In St. Louis, businesses must run their help-wanted ad for three consecutive days in the Post-Dispatch. The Missouri H-2B program provides a 32-line template listing to the employers, who then add information about their specific job openings.

The landscaping business owners interviewed for this story reported paying between $1,200 and $2,200 for their ads in the daily paper, with the cost varying due to the length of the ad and whether they opted to purchase a package that included an online listing.

Ray Farris, classified advertising director at the Post-Dispatch, declined comment about the cost of the ads, and directed inquires to the paper's spokeswoman, Tracy Rouch.

Asked about the government-mandated advertisements and classified rates, Rouch replied with a written statement: "It is our policy, as with newspapers across the county, not to discuss specific advertiser rates, as they are confidential."

Arnie Robbins, editor of the Post-Dispatch, says he doubts that the landscapers are paying a premium for the ads just because they are legally required to run them in the area's largest daily. "I have no clue about that, none," he says. "I can't believe they'd pay more than the average citizen."

According to Ancell, both the Missouri H-2B program and the Department of Labor are aware of the high cost of the compulsory classifieds, but are unable to help fix the problem.

"We've had several calls about that.
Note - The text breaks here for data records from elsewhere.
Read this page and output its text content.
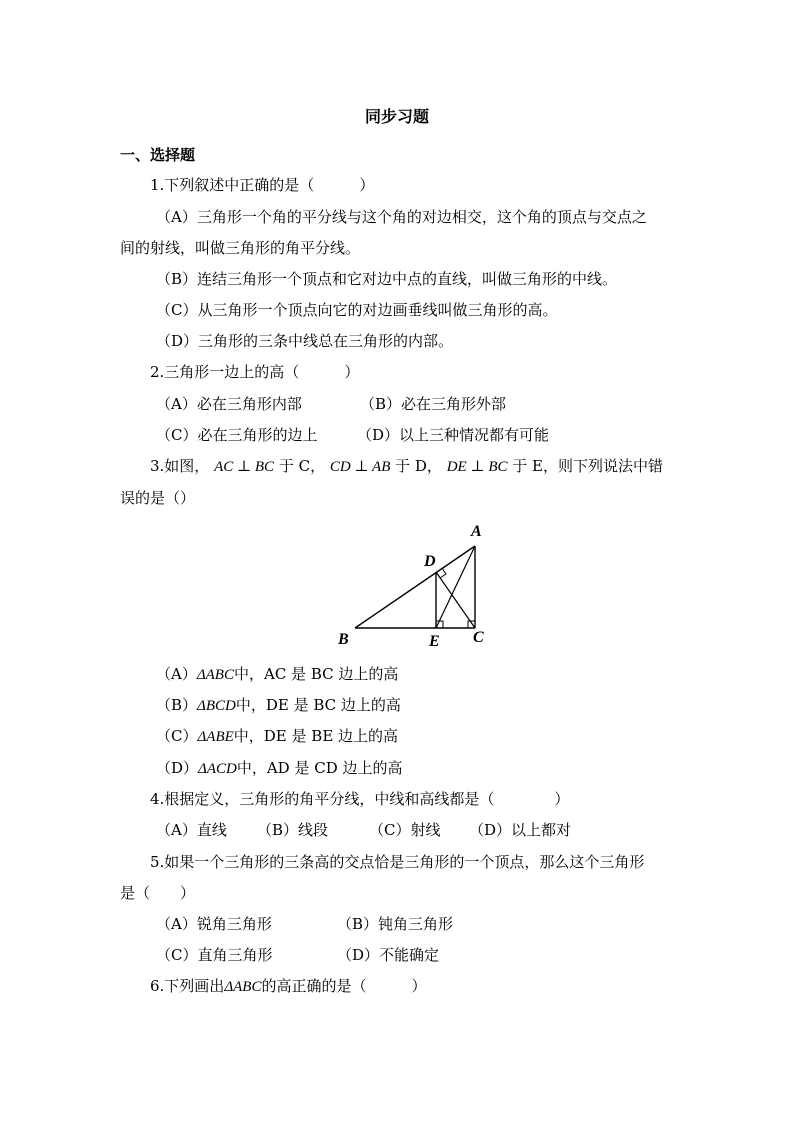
同步习题
一、选择题
1.下列叙述中正确的是（　　　）
（A）三角形一个角的平分线与这个角的对边相交，这个角的顶点与交点之
间的射线，叫做三角形的角平分线。
（B）连结三角形一个顶点和它对边中点的直线，叫做三角形的中线。
（C）从三角形一个顶点向它的对边画垂线叫做三角形的高。
（D）三角形的三条中线总在三角形的内部。
2.三角形一边上的高（　　　）
（A）必在三角形内部	（B）必在三角形外部
（C）必在三角形的边上	（D）以上三种情况都有可能
3.如图， AC ⊥ BC 于 C， CD ⊥ AB 于 D， DE ⊥ BC 于 E，则下列说法中错
误的是（）
A
B	C
D
E
（A）ΔABC中，AC 是 BC 边上的高
（B）ΔBCD中，DE 是 BC 边上的高
（C）ΔABE中，DE 是 BE 边上的高
（D）ΔACD中，AD 是 CD 边上的高
4.根据定义，三角形的角平分线，中线和高线都是（　　　　）
（A）直线 （B）线段	（C）射线 （D）以上都对
5.如果一个三角形的三条高的交点恰是三角形的一个顶点，那么这个三角形
是（　　）
（A）锐角三角形	（B）钝角三角形
（C）直角三角形	（D）不能确定
6.下列画出ΔABC的高正确的是（　　　）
We have a monthly conference call with the Department of Labor and representatives from two different states who brought that up," Ancell says. "We haven't talked to any newspapers about it. That's not our responsibility."

"We've always had to jump through hoops and ring bells for this, but it's worse now," Mueller says. "I know I have to run the ad, but I don't like the idea of being bent over when I'm doing it."

As to the possibility that Congress will expand the temporary work visa program in 2009, Hank Lavery, the creator of Save Small Business, a nationwide coalition of more than 1,500 businesses, says the chances are slim.

"It's not looking real positive right now," says Lavery. "With the economy going south, any guest worker program is scary, politically. And that's too bad, because so many businesses aren't expanding because they just don't know if they'll have workers."